- Born: Australia
- Other name: Pyjama Man (online alias)
- Occupations: Self‑described “influencer”, event crasher, serial intruder
- Known for: Disrupting red‑carpet events, concerts, and public events to approach celebrities; posting footage of such incidents on social media

= Johnson Wen =

Australian influencer born in 1998 or 1999

Johnson Wen is an Australian serial barricade jumper who also goes by his online moniker, Pyjama Man.

==Biography==
Wen was born to a Chinese father and a Filipino mother, and has a sister. As of 2023, he worked with a solar film company while living in Sydney.

On 11 July 2020, Wen climbed over the railings of the five-metre high Museum and Cultural Centre footbridge at Southbank and dangled over the bridge, He was fined for the stunt. On 18 November 2020, Wen invaded the pitch during a State of Origin match at Suncorp Stadium. He was subsequently fined with no conviction entered.

On 20 August 2023, during the 2023 FIFA Women's World Cup final, Wen wore an anti-Putin shirt and invaded the pitch. Subsequently, during the 2023 Cricket World Cup final on 19 November, Wen, wearing pro-Palestinian garb and carrying an LGBTQIA+ Pride flag, ran onto the ground at Narendra Modi Stadium just before the drinks break at around 3pm, and was arrested for criminal trespass after approaching Virat Kohli. While on bail, he was put up in a hotel by the police as he had no means to feed himself. The Indian police stated that Wen was "in the habit of associating himself with any current international issue and invading fields just to get publicity to become famous as a TikToker".

In August 2024, Wen jumped the tracks at the 2024 Summer Olympics' men's 100 metres finals, causing a slight delay in the event as the security swiftly apprehended him. The disruption was not noticed by the sprinters. He was subsequently fined and was banned from Stade de France for three years, and from any future Olympic Games. In October 2024, he invaded the stage of The Weeknd's tour stop in Melbourne. In a subsequent interview, he stated that despite public opinion, he would continue to disrupt high profile events. He also stated that some of his fines were paid by his sister and he was fully aware of the outcomes of such stunts.

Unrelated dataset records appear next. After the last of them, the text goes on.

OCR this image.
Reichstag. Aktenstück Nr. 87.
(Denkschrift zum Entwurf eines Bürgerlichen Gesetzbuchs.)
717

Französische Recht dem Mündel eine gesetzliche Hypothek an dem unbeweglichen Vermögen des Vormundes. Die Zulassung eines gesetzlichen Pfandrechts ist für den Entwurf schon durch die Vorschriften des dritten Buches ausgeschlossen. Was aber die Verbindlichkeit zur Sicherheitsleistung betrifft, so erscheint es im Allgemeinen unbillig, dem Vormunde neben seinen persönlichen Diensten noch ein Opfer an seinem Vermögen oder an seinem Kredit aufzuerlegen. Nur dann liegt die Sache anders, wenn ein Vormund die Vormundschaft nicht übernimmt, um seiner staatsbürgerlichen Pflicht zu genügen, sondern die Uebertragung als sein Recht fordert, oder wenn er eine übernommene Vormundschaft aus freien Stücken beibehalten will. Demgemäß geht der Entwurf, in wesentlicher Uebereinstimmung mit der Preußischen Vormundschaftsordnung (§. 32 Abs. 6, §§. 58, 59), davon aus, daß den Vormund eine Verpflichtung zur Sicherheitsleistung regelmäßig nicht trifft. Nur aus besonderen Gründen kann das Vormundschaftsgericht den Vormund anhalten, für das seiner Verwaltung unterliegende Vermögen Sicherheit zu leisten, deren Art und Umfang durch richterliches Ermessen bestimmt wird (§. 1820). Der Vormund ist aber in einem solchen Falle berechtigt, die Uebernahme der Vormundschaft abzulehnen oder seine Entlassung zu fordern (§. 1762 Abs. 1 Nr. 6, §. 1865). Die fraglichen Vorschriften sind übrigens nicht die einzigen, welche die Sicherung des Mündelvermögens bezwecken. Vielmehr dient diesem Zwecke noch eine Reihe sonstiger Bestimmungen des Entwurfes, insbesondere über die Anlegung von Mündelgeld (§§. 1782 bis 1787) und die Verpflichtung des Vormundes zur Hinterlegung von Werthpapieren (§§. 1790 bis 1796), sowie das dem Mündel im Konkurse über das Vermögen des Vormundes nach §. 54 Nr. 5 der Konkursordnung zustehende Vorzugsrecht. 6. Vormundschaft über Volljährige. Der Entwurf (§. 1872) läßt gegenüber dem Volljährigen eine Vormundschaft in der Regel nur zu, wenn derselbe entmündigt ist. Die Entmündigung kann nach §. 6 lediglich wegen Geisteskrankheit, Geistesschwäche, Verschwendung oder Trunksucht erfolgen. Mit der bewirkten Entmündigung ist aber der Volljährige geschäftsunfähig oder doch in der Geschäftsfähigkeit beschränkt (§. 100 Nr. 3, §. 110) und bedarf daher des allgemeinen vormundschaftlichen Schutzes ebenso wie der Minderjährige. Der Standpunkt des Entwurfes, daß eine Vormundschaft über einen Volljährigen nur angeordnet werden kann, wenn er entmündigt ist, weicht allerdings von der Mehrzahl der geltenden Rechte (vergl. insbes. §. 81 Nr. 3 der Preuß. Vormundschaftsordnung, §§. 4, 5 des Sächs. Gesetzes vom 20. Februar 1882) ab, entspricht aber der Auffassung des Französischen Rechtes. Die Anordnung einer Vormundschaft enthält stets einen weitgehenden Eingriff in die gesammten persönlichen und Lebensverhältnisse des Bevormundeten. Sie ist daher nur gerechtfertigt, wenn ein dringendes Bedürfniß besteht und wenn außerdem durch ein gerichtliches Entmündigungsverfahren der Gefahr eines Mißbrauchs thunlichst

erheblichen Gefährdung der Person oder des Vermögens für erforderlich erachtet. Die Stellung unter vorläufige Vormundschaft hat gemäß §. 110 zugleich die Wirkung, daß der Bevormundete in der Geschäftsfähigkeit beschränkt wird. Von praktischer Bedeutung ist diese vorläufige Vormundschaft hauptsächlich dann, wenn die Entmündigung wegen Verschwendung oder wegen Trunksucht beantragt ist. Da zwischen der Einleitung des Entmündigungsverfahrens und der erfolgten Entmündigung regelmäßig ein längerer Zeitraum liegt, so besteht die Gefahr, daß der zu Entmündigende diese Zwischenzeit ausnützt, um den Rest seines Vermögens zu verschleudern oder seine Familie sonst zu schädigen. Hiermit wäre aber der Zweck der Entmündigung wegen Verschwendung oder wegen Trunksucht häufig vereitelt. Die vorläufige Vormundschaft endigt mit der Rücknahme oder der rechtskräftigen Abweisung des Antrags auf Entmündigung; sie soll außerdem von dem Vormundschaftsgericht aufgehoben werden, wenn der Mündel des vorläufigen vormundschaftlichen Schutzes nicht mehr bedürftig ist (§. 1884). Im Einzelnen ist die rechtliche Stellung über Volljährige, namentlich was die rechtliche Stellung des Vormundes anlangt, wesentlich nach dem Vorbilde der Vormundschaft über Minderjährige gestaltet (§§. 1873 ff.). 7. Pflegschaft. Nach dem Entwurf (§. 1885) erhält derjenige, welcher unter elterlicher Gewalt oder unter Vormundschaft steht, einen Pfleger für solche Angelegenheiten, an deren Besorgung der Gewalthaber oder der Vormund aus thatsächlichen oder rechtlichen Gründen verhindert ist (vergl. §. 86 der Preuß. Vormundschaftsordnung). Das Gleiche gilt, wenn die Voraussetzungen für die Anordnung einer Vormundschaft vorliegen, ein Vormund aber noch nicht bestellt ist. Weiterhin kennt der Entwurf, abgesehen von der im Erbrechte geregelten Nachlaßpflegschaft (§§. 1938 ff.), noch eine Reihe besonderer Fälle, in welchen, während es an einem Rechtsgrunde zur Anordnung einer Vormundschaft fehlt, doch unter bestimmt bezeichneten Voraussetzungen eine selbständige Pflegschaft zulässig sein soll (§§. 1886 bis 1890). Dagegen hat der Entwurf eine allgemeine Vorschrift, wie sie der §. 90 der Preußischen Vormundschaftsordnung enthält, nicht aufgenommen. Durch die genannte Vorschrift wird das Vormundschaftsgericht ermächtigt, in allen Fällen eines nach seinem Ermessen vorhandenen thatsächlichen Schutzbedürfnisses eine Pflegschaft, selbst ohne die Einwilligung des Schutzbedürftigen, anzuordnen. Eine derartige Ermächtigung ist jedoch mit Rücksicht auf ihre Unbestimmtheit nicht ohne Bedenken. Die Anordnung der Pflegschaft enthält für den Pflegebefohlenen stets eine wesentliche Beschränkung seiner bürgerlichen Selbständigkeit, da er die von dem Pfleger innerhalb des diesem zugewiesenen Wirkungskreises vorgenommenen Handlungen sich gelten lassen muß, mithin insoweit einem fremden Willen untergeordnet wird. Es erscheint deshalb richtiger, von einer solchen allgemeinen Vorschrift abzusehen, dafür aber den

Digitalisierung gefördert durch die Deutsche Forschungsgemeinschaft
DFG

In June 2025, he invaded the stage of Katy Perry's concert in Sydney. It earned him a six-month ban from entry into Sydney Olympic Park as well as being charged by authorities with two offenses: entering enclosed land and obstructing a person in performance of work or duties.

On 13 November 2025, Wen jumped the barricade at the Wicked: For Good premiere in Singapore and attempted to hug Ariana Grande. He was stopped by Grande's fellow cast member, Cynthia Erivo, and subsequently was booted out from the venue by security personnel. Wen was charged of being a public nuisance. On 17 November 2025, Wen was jailed for nine days under the charge of causing annoyance to the public. Wen admitted that he knew his acts would cause annoyance to the public. Upon released from jail, Wen was deported from Singapore and was also put on a no-entry list by Immigration and Checkpoints Authority, preventing him from returning to Singapore in the future.

On 9 December 2025, Wen was kicked out from Lady Gaga's The Mayhem Ball tour stop in Brisbane, Australia. He was spotted by fans attending the concert wearing a disguise. The venue, Suncorp Stadium, had also deemed him as a person of interest and that he was not to be allowed entry during the event.